The arrival of Europeans in the Americas is considered a turning point in human history, marking the beginning of globalization and characterized by demographic, commercial, economic, social and political changes.

Europeans brought to the Americas dozens of new plants and animals, as well as technologies that did not exist in the region and transformed fundamental aspects of everyday life on the continent, from eating and clothing habits to naming patterns, domestic architecture, work and leisure, land use, specifically the introduction of extensive agriculture, livestock and equestrian cultures. They brought with them urban planning, their rules of Law which affected everything from marriage and private relations to inheritance and commercial contracts. Christianity and, specifically in Latin America, Roman Catholicism, served as a unifying and enduring element throughout the region, both in terms of beliefs and practices and as a public institution. In addition, they brought their languages, in particular English, Spanish, Portuguese and French, languages spoken by the overwhelming majority of the inhabitants of the Americas.

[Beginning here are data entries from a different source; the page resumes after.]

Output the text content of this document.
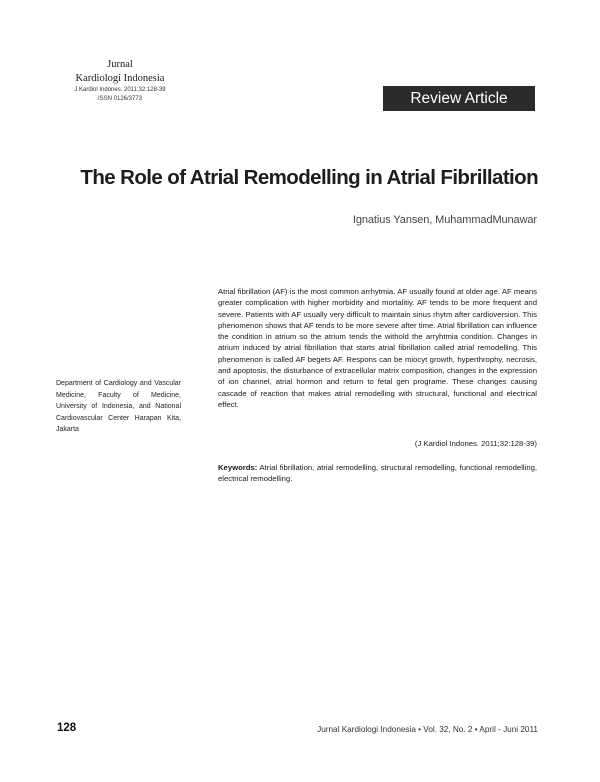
Jurnal
Kardiologi Indonesia
J Kardiol Indones. 2011;32:128-39
ISSN 0126/3773	Review Article
The Role of Atrial Remodelling in Atrial Fibrillation
Ignatius Yansen, MuhammadMunawar
Department of Cardiology and Vascular Medicine, Faculty of Medicine, University of Indonesia, and National Cardiovascular Center Harapan Kita, Jakarta

Atrial fibrillation (AF) is the most common arrhytmia. AF usually found at older age. AF means greater complication with higher morbidity and mortalitiy. AF tends to be more frequent and severe. Patients with AF usually very difficult to maintain sinus rhytm after cardioversion. This phenomenon shows that AF tends to be more severe after time. Atrial fibrillation can influence the condition in atrium so the atrium tends the withold the arryhtmia condition. Changes in atrium induced by atrial fibrillation that starts atrial fibrillation called atrial remodelling. This phenomenon is called AF begets AF. Respons can be miocyt growth, hyperthrophy, necrosis, and apoptosis, the disturbance of extracellular matrix composition, changes in the expression of ion channel, atrial hormon and return to fetal gen programe. These changes causing cascade of reaction that makes atrial remodelling with structural, functional and electrical effect.

(J Kardiol Indones. 2011;32:128-39)
Keywords: Atrial fibrillation, atrial remodelling, structural remodelling, functional remodelling, electrical remodelling.
128	Jurnal Kardiologi Indonesia • Vol. 32, No. 2 • April - Juni 2011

Europeans also left deep genetic marks on the inhabitants of the Americas and most of today's Americans trace their ancestry wholly or partially to Europe. The European percentage of gene background is around 84% in Uruguay; 79% in Argentina; 72% in Cuba; 71% in Brazil; 63% in Costa Rica, Puerto Rico, Venezuela and Colombia; 57% in Chile; 41% in Ecuador; 34% in Mexico; 26% in Peru; and 12% in Bolivia. Nowhere in the world did Europeans leave more descendants than in the Americas, not even in recent African and Asian colonies, where the European genetic contribution is minimal.